Monday, May 16, 2011

The Border Protest You Never Heard About

President Obama visited El Paso, TX on May, 10th and mocked those concerned about border security with tales of "moats and alligators". Upon hearing this rhetoric, a group of citizens directly impacted by Democrats' open-borders policy decided to take action, not that you'd ever hear about it from legacy media.

The residents of the Chiricahua-Peloncillo drug and human smuggling corridor that runs from the Mexican border north through eastern Arizona and western New Mexico are circulating a petition to send to the White House in response to President Obama's recent immigration speech.

"It is with great wonderment and sadness that we listened to your May 10 speech on immigration issues. All of the joking about moats and alligators cut residents of Portal, AZ, to the core as we sheltered with friends or at a Red Cross evacuation site, to survive a terrible fire that still threatens our lives and property, as well as our ecotourism-based economy," the letter reads.

On Sunday, a massive fire broke out in Horseshoe Canyon, about 50 miles north of the Mexican border, which residents and law enforcement say they believe was started by criminal illegal aliens. Last year, a fire in the same location caused more than $10 million in damages.

"During its first 24-hrs, the fire consumed a greater area than did last year's fire over a 6-week period. Local residents were roused after midnight, and some slept fitfully in cars after fleeing with family photos and any valuables that could be quickly assembled. Elderly retirees left with medical supplies, including oxygen tanks on which some depend," the letter reads.

...Jeff Gee, one of the organizers behind the petition and a firefighter battling the still-burning fire in Horseshoe Canyon, says he was insulted by Obama's speech... "We’re doing everything we can to get the word out that this is serious problem, it’s not just a border issue, the drugs and crime are moving through the corridor and they keep going to major cities. I don’t know if this letter will help, but nothing else is."

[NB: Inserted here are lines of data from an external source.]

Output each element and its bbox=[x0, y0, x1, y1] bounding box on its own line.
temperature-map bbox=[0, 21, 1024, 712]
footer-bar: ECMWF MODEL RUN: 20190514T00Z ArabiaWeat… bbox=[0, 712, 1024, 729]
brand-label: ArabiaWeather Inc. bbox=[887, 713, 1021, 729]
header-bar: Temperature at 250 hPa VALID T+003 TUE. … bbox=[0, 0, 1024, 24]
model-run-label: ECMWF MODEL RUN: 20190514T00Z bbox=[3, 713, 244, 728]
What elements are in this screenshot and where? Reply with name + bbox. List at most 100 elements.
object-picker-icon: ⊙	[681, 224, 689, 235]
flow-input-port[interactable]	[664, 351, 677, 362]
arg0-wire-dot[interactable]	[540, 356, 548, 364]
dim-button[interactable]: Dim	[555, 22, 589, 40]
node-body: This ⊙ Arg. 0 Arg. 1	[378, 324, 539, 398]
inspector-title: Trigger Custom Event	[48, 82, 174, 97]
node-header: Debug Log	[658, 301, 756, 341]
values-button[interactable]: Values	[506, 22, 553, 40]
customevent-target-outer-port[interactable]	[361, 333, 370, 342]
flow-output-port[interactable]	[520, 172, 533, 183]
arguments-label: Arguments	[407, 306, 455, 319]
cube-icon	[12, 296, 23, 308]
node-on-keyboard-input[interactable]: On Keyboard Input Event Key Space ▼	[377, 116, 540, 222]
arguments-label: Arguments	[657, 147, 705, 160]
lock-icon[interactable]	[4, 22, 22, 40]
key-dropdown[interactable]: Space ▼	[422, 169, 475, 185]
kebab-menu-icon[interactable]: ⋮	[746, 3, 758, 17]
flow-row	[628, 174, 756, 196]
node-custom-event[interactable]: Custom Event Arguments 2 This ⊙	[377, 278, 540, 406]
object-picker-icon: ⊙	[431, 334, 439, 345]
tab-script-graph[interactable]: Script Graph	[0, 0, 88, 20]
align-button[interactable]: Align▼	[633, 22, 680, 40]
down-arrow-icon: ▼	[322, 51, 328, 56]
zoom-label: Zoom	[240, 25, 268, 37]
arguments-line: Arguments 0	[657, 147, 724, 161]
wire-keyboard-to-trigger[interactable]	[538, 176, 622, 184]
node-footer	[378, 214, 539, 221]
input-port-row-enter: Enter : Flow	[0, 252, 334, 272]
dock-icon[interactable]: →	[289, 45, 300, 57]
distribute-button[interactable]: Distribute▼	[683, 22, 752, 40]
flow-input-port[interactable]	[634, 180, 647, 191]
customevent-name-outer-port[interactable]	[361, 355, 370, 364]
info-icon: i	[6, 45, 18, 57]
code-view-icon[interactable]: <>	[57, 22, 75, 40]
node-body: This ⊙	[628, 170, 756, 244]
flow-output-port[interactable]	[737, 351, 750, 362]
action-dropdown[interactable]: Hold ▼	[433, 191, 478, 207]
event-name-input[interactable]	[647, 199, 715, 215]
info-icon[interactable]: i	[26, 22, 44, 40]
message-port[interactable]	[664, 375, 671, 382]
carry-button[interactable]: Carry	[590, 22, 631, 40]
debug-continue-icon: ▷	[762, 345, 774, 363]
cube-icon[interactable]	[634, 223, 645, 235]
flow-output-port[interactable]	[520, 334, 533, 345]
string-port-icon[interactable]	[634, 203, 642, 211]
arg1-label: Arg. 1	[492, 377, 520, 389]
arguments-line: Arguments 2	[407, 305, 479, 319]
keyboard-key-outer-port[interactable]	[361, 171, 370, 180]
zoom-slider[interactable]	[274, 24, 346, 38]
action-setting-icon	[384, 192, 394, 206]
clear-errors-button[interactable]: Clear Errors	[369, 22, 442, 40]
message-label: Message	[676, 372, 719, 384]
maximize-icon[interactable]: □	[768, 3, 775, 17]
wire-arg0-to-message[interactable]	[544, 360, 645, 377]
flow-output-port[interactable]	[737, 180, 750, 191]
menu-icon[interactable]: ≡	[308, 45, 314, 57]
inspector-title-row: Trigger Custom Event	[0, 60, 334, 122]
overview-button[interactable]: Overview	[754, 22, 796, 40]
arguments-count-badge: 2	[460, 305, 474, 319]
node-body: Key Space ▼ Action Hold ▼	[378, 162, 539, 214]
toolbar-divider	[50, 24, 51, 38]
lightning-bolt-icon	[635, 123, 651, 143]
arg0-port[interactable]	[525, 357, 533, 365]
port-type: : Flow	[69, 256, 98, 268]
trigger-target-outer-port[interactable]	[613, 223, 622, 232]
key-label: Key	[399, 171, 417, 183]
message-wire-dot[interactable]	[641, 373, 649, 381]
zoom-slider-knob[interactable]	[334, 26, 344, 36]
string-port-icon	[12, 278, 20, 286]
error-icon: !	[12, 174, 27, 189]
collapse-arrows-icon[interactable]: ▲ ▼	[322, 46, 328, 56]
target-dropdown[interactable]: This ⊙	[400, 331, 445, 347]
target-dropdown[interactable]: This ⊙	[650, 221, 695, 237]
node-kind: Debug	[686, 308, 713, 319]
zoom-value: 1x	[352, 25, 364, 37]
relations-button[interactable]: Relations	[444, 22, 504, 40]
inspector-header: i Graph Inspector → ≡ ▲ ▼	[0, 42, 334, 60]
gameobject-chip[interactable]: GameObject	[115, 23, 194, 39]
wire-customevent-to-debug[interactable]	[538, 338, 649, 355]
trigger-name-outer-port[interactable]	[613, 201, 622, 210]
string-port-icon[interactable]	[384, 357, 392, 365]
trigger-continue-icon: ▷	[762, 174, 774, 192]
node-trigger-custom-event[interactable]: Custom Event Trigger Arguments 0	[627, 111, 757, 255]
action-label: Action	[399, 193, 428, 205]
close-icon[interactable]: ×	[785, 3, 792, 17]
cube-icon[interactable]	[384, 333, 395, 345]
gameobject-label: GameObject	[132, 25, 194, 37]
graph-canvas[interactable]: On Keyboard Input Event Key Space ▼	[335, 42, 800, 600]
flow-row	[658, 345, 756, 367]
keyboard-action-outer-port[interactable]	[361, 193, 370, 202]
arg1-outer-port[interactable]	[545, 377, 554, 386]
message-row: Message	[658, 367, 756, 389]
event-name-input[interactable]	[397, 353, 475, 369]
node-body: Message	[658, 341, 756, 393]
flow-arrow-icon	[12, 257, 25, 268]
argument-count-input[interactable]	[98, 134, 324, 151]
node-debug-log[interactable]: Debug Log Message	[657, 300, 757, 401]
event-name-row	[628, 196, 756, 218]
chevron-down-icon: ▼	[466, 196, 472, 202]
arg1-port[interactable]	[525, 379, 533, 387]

Cochise County, Ariz., Sheriff Larry Dever, who penned an op-ed in The New York Times Friday describing the plight of border residents, [said] that the petition is a plea for the administration to take a closer look at the hardships they are suffering... "These people are not overreacting. What they suggest in letter is very deep part of their belief system based on their experience and their experience has been horrific -- they see human smuggling and drug trafficking, they sit on their porch and watch people walk through, they've had their homes burglarized," Dever said.

...In the letter, petitioners say that despite the president's protestations, "neither the border nor daily life" is secure... "Seizure of record quantities of drugs may pad the statistics of Homeland Security, but it does nothing to ease the burdens we have been forced to bear. Over the years, as our homes have been burgled or invaded, our fences, water lines and windows repeatedly broken, our businesses driven toward bankruptcy, our natural surroundings desecrated by trash and fire, and our lives even obliterated (neighbor Rob Krentz, murdered by a drug scout), it has amazed us how little note is taken of these tragedies by our government and the press," the letter reads.

Unfortunately, these pleas are certain to fall on deaf ears, because the Democrats need the votes, man!

And I don't mean the votes of legal immigrants, Hispanic or otherwise. I mean undocumented Democrats.